Imagine this: a woman meets a man, marries, and has two boys. These two boys meet and marry two women. Then, the husband and both boys die. The widow tells the two women who were married to her sons to go back to their families. One of the women leaves, as the widow asks. The other woman, though, stays. In fact, the woman who stays pledges not only her presence, but also her devotion to her mother-in-law. The widow tries to reason with this woman, but to no avail. Whatever the future would hold, they would face it together. The daughter-in-law promises that she would always be with the widow. She would never leave.

This is how the book of Ruth opens. I wonder what we might learn, even from this first scene, about how we live out friendship and how we face an uncertain future – together. 

A visit with my best friend and his family stirred these questions in me. I have known this friend since the first day of college. Together, we celebrated marriages, the birth or adoption of children, graduations, jobs, homes, children’s baptisms, recitals and programs. He walked alongside me during my divorce to my first wife. No one was more excited than he when I told him I had met Jenny, who is now my wife. Though he is healthy and just a year older than me, he asked me to preach at his funeral one day. I asked the same of him. 

The power of friendship in the face of uncertain futures is that no matter what we go through, we aren’t alone. The gift of friendship means we have someone who understands us and maybe even someone who can visualize a future for us that we may have trouble seeing. The joy of friendship comes in the stories, laughter and tears shared with one another.

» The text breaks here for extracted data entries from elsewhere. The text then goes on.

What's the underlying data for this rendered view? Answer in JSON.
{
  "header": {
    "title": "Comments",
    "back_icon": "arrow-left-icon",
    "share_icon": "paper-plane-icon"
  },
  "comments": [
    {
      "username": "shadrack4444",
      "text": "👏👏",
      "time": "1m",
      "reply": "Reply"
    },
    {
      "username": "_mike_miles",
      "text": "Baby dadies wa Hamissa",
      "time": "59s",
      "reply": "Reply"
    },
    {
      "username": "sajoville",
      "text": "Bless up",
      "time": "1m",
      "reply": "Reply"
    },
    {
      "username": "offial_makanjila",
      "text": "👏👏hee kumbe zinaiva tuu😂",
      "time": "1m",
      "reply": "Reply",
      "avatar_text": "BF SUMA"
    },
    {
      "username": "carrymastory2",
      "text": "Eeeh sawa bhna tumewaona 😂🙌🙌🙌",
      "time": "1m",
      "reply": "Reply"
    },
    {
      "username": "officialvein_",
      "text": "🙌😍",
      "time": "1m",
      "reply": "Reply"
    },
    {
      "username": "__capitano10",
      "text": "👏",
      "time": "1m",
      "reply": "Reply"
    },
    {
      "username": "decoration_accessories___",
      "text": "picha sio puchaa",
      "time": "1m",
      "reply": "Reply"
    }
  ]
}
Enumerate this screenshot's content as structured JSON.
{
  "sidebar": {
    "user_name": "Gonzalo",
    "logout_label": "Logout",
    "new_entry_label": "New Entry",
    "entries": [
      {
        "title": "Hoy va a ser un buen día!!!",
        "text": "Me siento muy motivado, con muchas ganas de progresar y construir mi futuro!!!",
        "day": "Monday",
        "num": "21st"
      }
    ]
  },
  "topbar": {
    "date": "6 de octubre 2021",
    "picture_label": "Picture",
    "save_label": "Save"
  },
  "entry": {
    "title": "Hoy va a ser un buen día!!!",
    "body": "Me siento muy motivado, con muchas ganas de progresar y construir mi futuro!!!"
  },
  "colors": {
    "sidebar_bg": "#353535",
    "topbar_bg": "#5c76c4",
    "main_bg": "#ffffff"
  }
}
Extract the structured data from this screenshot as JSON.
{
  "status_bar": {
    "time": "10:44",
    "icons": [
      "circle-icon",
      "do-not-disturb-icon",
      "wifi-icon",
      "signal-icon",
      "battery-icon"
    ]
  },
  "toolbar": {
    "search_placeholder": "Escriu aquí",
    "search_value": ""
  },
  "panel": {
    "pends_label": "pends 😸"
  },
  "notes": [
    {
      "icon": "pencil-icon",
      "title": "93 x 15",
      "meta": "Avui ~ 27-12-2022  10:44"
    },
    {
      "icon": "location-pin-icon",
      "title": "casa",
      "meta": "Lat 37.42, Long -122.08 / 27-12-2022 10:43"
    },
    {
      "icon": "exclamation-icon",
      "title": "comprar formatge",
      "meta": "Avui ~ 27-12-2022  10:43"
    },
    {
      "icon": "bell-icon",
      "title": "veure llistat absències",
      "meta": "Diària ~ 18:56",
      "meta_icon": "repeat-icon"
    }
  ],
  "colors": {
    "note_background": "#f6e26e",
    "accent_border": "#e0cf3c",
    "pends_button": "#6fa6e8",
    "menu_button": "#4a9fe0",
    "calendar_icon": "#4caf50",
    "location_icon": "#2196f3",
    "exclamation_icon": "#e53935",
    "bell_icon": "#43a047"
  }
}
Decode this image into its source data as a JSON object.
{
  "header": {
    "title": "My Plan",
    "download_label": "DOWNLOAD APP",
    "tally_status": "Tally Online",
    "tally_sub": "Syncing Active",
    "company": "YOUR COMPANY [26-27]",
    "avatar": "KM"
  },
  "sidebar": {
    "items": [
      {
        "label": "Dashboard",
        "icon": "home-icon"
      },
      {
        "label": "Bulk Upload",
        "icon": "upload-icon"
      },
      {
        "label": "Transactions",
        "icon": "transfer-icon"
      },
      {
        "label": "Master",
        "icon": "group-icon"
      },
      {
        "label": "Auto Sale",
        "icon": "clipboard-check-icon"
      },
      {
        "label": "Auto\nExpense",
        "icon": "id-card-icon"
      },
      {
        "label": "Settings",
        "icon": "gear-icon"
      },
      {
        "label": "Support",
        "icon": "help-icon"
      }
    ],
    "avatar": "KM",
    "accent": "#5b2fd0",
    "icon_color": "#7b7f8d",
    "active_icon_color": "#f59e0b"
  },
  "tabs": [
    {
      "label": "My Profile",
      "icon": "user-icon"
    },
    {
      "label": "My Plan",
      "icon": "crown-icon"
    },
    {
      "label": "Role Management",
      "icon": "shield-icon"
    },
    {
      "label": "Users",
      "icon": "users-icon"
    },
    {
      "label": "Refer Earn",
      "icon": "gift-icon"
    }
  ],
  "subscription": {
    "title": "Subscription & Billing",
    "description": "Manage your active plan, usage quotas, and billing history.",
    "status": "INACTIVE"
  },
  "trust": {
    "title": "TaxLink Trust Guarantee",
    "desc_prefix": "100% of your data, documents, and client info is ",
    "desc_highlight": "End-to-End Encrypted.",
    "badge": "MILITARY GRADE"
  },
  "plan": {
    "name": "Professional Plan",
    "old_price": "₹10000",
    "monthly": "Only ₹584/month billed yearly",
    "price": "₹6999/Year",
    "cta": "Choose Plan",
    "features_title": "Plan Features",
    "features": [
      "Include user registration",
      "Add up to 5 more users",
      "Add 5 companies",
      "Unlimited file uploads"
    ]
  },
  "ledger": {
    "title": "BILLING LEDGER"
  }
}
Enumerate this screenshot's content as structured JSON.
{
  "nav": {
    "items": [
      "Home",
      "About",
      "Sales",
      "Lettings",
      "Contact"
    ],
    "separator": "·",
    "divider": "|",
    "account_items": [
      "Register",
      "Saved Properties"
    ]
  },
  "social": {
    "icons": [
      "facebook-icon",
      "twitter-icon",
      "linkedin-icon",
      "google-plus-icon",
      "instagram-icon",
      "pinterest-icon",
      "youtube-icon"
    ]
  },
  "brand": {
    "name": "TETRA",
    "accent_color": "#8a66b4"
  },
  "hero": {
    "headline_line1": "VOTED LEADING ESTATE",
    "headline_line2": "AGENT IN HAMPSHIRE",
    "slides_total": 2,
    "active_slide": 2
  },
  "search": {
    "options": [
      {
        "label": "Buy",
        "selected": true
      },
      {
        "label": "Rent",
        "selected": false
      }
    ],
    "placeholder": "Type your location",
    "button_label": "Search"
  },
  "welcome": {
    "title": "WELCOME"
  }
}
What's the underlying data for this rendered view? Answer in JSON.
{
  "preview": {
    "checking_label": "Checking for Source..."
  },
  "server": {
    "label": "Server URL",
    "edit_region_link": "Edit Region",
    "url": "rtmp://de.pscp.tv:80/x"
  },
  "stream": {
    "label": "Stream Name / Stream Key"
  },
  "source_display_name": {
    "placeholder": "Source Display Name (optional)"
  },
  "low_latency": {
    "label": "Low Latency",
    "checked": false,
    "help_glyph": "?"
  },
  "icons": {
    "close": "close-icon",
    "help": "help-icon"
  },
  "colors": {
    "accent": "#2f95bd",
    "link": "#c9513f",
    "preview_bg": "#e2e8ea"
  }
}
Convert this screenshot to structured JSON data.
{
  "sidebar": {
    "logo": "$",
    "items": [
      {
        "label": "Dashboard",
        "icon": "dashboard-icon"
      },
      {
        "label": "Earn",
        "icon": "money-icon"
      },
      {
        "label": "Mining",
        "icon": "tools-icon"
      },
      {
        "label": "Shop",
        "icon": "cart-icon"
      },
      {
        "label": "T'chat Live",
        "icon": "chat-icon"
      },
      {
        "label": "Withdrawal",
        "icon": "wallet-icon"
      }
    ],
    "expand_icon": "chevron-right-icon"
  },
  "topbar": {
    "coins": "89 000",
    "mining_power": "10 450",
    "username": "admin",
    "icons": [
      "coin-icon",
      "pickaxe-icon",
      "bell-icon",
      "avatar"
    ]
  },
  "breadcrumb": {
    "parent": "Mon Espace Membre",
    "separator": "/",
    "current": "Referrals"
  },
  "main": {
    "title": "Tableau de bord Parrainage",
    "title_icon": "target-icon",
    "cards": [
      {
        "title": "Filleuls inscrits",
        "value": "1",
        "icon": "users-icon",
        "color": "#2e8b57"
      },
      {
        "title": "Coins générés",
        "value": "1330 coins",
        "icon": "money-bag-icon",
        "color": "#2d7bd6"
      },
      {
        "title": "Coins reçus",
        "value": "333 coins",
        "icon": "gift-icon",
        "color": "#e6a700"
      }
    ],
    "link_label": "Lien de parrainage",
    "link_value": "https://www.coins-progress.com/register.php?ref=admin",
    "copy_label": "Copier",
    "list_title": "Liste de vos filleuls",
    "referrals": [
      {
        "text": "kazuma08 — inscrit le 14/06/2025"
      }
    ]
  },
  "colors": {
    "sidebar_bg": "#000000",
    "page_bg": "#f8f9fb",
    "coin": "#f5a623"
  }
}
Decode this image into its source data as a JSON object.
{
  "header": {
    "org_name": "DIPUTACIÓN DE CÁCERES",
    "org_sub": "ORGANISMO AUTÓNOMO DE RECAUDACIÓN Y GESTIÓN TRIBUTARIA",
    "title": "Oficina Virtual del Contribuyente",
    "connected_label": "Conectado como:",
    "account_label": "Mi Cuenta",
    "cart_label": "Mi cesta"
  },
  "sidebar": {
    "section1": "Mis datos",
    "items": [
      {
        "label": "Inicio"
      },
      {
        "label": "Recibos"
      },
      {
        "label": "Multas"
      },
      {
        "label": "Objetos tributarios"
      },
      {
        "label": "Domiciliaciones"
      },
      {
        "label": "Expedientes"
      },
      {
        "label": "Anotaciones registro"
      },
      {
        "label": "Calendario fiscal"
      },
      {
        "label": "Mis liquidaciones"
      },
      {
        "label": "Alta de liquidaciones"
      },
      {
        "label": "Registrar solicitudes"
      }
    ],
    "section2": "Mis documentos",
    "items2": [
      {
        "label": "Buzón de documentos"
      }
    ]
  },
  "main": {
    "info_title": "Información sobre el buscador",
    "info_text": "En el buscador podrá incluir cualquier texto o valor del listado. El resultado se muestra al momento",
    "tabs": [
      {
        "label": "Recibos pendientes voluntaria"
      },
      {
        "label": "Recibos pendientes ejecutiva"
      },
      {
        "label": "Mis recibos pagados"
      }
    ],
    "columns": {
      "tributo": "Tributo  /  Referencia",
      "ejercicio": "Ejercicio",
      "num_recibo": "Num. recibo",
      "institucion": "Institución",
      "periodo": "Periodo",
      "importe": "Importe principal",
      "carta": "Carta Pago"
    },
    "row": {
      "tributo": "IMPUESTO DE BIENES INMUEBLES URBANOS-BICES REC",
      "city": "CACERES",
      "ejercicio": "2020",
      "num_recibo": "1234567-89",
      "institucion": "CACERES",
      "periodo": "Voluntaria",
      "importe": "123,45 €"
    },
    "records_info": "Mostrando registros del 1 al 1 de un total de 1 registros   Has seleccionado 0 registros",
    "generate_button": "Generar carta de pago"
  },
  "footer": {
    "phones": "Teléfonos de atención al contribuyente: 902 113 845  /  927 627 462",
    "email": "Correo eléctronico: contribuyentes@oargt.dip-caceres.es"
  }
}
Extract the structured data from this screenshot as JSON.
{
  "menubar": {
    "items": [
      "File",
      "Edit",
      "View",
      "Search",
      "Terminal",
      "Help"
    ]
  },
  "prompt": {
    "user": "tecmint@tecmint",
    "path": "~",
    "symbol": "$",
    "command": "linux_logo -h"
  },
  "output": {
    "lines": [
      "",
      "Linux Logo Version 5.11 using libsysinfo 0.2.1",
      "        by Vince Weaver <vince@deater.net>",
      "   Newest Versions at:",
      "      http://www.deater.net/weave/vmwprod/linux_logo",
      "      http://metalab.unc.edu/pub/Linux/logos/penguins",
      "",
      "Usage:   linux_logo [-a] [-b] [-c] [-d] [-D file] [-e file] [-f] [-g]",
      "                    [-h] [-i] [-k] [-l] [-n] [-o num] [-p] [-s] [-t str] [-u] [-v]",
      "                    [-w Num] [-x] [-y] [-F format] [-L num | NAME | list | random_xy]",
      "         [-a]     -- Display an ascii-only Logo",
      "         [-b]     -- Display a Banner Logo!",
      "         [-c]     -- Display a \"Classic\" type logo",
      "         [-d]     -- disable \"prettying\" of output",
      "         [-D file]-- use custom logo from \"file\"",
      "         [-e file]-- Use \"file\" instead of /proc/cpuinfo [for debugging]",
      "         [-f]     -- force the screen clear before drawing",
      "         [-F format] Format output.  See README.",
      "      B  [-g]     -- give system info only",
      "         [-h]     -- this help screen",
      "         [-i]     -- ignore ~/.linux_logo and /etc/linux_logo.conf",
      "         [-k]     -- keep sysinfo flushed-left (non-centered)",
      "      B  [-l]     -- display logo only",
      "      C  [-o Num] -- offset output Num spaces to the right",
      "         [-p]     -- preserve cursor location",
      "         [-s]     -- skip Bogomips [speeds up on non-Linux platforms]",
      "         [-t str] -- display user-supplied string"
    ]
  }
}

The consolation of friendship comes in conversation and the knowledge that we are heard and understood.

There is more to friendship. 

I’m not sure Ruth and Naomi ever meant to be friends. Given their familial relationship, conditions were good for them to be anything but friendly to one another. One rumor or gossip could have killed the relationship between them. But the experience of living in an uncertain time caused them to forge a friendship that perhaps neither could have imagined. It is in the surprise of their friendship where God is found. 

It is not hard to be friends with those whom we already hold close. In the story of Ruth and Naomi, though, we are invited to open ourselves to the possibility that the gift of friendship can be found not only in those relationships. Maybe the gift of friendship is also waiting in relationships we have yet to form. In a world with an uncertain future, the power of friendship brings hope, comfort, consolation and joy. God is found in friendship.

Paul Lutter is the  pastor at Grace Lutheran Church in Mora.